Gründe für Outsourcing:

  • Kosteneinsparungen.
  • Fehlende interne Ressourcen für die Entwicklung.
  • Nutzung externer IT-Ressourcen.
  • Schneller Aufbau einer Informationssystem-Infrastruktur.

Vorteile:

  • Schnellere Anwendungsentwicklung.
  • Erworbene externe Erfahrung.
  • Vermeidung wiederkehrender Kosten.

Nachteile:

  • Probleme bei der Überwachung und im Vertragsmanagement.
  • Schwierigere Kontrolle der Systementwicklung.
  • Verlust interner Erfahrung und EDV-Kenntnisse.
  • Kommunikationsprobleme.

Risiken:

  • Probleme mit der Informationssicherheit.
  • Abhängigkeit vom Beratungsunternehmen, was zu erhöhten Kosten durch Verhandlungsmacht führen kann.
  • Instabilität in der Lieferkette generiert zusätzliche Kosten.

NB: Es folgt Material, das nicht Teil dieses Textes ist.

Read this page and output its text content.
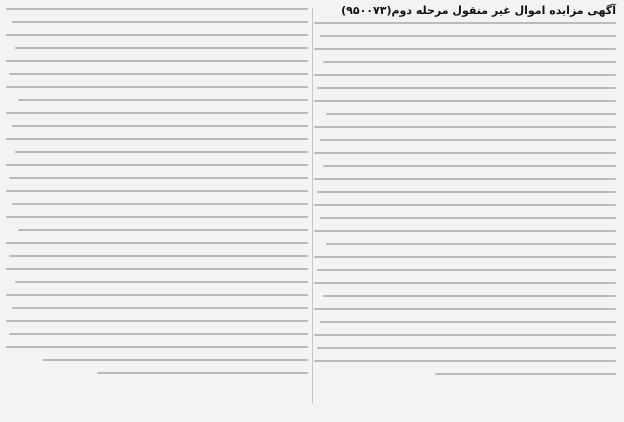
آگهی مزایده اموال غیر منقول مرحله دوم(۹۵۰۰۷۳)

Einstellungsverfahren für Outsourcing

  1. Vorstudie: Definition und Abgrenzung des Projektumfangs, Anforderungsdefinition, Festlegung der Entwicklungsmethoden und Fristen.
  2. Bewertung und Auswahl externer Dienstleister (Ausschreibung): Analyse der Zahlungsfähigkeit, technischen Kompetenz, Garantien für Zuverlässigkeit, technische und personelle Kapazität, Nebenleistungskapazität sowie technische und wirtschaftliche Analyse der Vorschläge.
  3. Bewertung und Auswahl externer Dienstleister (Finale Auswahl): Bewertung der Vorschläge und Auswahl des besten Anbieters.
  4. Vertrag: Rechtliche Festlegung der Verantwortlichkeiten beider Parteien. Der Vertrag sollte finanzielle Bedingungen (Strafen, Bürgschaften, Garantien, Vorschüsse), technische Anforderungen, Fristen, erforderliche Standards, Dokumentation, Handbücher, Schulungen, Wartungspläne und Testpläne beinhalten.
  5. Projektmanagement der Entwicklung: Management der Fertigstellung gemäß Vereinbarung.
  6. Fertigstellung und Freigabe der Projektdurchführung: Überprüfung der Umsetzung gemäß Vertrag. Bei Zufriedenheit erfolgt die Installation, der operative Einsatz und die Veröffentlichung.